If the dollar and the deficit put upward pressure on the short end of the yield curve and 3% purchase money disappears, a lot of potential buyers will disappear.

Right now the prices are climbing like a stock gapping up. Recent sales are in the $380 range and current listings are all at $420K+ for one property I am looking at. If all the ARMs made during 2003 roll to higher rates this year and deliquencies increase, lenders will get jumpy and tighten lending criteria, which will peel off another group of buyers. I think that the higher loan amounts, higher LTV ratios, higher debt-to-income ratios and emphasis on short-term rates in mortgages foster a quicker change in psychology once the easy money starts to evaporate. It will one day be vulnerable to an impulsive type decline.

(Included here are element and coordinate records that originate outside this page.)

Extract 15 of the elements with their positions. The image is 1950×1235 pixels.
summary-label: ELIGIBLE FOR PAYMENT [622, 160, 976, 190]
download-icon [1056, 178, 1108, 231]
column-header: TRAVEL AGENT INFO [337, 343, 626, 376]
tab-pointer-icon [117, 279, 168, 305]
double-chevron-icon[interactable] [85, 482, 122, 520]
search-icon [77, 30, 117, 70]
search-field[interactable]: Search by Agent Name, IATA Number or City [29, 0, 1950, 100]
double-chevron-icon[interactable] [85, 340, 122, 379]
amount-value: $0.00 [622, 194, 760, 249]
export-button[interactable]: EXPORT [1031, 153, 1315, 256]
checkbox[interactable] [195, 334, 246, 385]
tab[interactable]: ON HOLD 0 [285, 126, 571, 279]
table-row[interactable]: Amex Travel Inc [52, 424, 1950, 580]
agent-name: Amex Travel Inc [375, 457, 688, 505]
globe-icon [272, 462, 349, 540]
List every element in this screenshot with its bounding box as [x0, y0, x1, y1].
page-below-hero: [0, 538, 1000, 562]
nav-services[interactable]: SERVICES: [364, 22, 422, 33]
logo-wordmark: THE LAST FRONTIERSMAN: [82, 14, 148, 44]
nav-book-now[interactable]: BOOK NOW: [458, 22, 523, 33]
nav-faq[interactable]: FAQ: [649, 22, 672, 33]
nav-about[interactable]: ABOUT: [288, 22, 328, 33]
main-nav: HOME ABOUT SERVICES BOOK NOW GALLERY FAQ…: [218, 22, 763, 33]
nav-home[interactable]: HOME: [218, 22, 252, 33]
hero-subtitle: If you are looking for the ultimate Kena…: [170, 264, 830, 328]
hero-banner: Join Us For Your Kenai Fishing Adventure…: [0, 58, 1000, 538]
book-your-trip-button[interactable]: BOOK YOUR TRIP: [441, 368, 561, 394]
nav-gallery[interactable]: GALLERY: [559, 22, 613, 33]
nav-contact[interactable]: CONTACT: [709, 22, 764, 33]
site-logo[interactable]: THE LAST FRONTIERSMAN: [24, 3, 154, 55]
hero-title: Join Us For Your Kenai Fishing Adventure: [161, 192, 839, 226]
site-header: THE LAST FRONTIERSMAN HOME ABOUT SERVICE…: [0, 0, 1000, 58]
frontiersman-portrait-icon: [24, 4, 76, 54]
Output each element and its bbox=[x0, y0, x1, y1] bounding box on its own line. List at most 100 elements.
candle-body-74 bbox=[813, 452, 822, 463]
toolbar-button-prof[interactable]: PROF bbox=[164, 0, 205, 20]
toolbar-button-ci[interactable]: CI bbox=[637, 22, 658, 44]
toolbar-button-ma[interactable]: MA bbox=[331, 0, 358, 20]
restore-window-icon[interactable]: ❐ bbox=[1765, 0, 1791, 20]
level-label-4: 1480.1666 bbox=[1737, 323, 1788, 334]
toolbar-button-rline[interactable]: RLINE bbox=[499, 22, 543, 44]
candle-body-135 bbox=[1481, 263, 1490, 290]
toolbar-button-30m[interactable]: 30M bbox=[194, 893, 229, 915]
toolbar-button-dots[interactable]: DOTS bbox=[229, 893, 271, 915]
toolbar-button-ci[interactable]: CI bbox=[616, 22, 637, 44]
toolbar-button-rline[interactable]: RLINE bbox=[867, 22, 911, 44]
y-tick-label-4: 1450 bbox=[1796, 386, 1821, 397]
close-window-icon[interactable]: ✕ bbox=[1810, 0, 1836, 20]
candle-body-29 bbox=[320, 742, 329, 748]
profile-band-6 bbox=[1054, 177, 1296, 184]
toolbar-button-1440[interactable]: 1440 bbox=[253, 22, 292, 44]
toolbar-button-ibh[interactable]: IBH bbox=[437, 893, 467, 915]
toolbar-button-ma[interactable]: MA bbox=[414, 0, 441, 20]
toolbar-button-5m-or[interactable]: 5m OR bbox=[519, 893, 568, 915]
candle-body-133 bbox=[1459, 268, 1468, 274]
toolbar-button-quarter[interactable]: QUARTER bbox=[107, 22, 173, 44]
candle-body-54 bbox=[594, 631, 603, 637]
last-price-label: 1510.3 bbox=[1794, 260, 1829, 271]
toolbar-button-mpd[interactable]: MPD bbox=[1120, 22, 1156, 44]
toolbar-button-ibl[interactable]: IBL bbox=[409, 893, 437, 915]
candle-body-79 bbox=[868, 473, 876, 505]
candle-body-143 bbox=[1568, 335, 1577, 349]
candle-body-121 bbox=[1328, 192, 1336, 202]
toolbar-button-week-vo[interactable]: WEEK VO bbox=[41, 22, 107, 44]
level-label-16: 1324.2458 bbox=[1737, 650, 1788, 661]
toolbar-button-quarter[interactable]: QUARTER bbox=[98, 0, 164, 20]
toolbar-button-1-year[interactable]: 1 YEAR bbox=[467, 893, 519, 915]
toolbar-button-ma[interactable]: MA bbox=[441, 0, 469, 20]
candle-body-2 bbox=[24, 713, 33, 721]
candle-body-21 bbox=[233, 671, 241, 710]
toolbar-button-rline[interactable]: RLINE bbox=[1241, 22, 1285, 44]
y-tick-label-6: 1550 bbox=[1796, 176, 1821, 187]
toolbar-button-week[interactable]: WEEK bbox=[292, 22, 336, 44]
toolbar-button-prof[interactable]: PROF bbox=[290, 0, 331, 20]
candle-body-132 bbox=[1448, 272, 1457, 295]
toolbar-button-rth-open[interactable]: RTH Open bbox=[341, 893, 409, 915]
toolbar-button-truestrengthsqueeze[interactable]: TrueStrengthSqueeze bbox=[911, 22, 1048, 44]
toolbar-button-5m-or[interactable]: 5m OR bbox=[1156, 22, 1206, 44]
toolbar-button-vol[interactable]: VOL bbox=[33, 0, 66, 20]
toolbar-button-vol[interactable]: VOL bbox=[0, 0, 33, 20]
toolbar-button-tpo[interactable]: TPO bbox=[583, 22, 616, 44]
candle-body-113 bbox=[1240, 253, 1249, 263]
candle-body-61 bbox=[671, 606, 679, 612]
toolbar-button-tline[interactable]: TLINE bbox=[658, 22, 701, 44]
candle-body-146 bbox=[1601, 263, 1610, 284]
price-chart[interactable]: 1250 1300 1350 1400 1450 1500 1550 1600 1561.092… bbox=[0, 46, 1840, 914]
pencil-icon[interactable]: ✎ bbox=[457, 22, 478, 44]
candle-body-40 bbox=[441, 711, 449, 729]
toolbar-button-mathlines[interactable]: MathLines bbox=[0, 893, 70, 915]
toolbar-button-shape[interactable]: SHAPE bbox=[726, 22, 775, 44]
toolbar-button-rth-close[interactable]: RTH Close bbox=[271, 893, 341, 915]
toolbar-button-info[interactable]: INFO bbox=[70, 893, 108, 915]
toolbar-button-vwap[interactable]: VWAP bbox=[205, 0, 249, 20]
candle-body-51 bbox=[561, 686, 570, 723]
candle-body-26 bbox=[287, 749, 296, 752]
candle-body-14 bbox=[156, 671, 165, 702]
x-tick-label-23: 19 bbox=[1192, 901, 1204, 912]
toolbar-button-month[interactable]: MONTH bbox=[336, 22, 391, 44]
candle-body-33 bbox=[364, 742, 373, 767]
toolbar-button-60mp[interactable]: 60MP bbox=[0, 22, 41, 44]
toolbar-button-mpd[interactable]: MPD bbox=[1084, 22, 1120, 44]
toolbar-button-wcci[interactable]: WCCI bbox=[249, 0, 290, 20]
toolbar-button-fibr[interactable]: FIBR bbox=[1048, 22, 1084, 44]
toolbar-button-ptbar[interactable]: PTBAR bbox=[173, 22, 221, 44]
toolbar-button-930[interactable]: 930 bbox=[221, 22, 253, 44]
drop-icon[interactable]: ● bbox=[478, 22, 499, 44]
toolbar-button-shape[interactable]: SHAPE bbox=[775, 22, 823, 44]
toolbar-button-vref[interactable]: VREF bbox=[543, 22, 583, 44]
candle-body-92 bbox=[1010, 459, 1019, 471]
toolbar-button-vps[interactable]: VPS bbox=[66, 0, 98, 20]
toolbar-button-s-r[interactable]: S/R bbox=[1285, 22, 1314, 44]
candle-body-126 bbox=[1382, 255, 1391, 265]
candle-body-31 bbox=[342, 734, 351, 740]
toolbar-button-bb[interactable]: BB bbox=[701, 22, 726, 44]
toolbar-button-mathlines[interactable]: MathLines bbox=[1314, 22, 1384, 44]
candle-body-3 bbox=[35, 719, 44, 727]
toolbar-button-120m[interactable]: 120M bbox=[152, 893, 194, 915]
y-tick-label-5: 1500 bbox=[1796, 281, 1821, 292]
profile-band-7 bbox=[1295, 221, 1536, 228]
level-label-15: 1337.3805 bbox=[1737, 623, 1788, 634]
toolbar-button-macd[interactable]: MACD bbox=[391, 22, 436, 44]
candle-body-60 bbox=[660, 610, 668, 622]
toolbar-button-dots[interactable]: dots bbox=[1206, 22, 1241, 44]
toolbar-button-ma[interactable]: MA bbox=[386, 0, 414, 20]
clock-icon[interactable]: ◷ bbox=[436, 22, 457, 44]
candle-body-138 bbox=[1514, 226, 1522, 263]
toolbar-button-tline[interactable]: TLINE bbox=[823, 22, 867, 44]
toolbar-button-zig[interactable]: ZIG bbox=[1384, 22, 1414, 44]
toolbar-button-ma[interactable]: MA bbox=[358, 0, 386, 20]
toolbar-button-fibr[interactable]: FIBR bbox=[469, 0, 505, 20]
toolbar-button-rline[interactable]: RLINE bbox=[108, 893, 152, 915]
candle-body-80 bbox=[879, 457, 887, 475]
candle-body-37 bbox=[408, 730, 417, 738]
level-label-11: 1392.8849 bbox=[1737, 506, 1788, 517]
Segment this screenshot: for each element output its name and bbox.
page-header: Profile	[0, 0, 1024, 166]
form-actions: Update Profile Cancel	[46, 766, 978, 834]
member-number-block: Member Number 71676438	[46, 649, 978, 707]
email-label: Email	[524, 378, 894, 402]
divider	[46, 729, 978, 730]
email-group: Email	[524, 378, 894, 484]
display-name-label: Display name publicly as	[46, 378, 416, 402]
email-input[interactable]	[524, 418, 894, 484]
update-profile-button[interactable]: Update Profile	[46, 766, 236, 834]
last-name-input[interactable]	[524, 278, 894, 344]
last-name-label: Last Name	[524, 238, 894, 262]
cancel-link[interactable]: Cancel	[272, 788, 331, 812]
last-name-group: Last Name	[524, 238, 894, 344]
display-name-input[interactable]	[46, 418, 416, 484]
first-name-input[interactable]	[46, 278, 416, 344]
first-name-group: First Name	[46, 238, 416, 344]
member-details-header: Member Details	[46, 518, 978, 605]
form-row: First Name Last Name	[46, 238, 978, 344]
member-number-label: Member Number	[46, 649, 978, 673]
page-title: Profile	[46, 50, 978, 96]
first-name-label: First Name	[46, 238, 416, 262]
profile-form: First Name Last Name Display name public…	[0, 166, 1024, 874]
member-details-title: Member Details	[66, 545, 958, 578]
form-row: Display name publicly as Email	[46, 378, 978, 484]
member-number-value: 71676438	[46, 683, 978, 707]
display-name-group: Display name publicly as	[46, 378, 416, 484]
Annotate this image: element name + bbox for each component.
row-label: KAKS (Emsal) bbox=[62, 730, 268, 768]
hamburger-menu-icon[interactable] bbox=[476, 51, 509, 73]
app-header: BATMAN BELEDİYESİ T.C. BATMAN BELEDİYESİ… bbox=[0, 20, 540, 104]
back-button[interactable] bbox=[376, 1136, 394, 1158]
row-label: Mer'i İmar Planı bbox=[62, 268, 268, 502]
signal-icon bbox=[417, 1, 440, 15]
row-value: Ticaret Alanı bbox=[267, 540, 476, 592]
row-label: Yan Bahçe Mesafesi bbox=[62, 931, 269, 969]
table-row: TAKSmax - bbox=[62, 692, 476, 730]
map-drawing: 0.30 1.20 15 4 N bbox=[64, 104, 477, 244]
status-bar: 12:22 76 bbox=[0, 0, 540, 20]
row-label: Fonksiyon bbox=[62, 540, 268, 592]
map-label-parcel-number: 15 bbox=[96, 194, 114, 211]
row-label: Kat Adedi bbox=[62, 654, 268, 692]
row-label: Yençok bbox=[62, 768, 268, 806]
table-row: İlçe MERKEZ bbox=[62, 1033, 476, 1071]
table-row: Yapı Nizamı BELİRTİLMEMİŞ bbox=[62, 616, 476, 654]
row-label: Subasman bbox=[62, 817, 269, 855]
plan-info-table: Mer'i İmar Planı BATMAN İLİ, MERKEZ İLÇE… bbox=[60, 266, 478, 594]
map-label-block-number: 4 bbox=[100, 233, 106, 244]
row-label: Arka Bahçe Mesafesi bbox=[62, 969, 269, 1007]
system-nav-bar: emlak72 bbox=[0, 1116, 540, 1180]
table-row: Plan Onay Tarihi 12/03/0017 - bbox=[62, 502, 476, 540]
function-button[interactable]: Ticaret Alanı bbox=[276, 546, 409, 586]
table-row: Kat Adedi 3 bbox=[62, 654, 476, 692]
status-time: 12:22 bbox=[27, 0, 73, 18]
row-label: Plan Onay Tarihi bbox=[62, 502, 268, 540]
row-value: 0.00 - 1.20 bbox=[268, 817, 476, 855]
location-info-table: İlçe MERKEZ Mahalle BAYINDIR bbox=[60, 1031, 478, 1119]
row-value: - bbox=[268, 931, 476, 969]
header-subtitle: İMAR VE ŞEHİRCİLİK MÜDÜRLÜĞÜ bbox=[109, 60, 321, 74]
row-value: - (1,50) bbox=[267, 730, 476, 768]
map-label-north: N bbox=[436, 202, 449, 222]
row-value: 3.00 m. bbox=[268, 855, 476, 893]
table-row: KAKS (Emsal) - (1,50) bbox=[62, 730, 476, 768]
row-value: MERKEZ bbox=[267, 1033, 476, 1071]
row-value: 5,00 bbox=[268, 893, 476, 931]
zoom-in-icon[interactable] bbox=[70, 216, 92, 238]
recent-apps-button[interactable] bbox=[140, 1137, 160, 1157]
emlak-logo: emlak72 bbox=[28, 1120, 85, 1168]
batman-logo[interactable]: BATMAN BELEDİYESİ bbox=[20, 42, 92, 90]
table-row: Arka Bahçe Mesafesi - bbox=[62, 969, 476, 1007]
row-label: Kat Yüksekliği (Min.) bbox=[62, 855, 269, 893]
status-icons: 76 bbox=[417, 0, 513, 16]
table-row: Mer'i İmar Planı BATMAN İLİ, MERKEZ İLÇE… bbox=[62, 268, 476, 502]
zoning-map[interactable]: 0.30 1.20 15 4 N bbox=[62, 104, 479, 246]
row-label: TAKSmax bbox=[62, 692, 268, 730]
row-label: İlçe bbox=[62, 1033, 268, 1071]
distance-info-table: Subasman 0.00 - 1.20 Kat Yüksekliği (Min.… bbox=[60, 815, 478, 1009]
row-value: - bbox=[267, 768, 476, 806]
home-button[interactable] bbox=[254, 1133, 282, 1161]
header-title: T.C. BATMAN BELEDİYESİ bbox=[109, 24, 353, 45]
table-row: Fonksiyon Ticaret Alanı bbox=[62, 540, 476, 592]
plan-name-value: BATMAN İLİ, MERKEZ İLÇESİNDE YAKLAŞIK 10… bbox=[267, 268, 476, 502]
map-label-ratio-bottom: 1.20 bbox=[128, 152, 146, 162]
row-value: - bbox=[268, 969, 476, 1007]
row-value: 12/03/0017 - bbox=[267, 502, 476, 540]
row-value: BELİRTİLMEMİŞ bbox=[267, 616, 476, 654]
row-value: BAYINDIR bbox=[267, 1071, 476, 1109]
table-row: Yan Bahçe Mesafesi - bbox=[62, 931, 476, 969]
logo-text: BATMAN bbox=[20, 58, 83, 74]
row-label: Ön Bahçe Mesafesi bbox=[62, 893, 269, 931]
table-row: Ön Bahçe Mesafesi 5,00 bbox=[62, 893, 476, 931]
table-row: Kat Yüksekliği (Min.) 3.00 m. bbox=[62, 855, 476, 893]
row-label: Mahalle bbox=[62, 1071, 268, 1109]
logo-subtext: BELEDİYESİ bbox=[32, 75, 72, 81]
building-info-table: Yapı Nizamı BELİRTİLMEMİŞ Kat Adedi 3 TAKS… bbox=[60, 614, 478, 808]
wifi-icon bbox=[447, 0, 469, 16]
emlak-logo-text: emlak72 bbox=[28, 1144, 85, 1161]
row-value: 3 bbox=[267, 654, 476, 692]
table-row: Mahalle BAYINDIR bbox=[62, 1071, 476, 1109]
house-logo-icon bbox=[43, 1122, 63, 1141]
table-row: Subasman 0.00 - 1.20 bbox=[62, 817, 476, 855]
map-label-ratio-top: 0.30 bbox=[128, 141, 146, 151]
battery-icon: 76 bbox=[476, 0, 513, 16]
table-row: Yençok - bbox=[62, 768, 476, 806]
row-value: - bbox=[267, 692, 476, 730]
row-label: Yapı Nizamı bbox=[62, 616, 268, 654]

Historically Real Estate declines unfolded relatively slowly. People will be underwater much faster this time around due to the higher leverage, and will have less incentive to keep the underlying asset.

The last 2 frenzied RE periods in San Francisco (1986-1989 & 1997-2000) each lasted about 3-3.5 years. This buying frenzy began in 12/01 after the post 9-11 Fed easings, so we are 27 months into this party.



To: nspolar who wrote (2112)3/8/2004 8:43:11 PM
From: skinowski  Respond to of 60910
 
What happens to housing prices in times of inflation?

Hopefully, someone who is more expert will answer this question - which, I think is an important one. My own - anecdotal - impression from the 70's - early 80's is that prices do go up, but they lag - and do not keep up with inflation. The result was that RE became tremendous value.

OTOH, in countries where there was a period of HYPERinflation, like Israel, Eastern Europe, Argentina - anyone who bought RE with fixed rate financing before the onset of inflation in effect made a killing, since their payments soon became trivial. They got their RE for nearly nothing.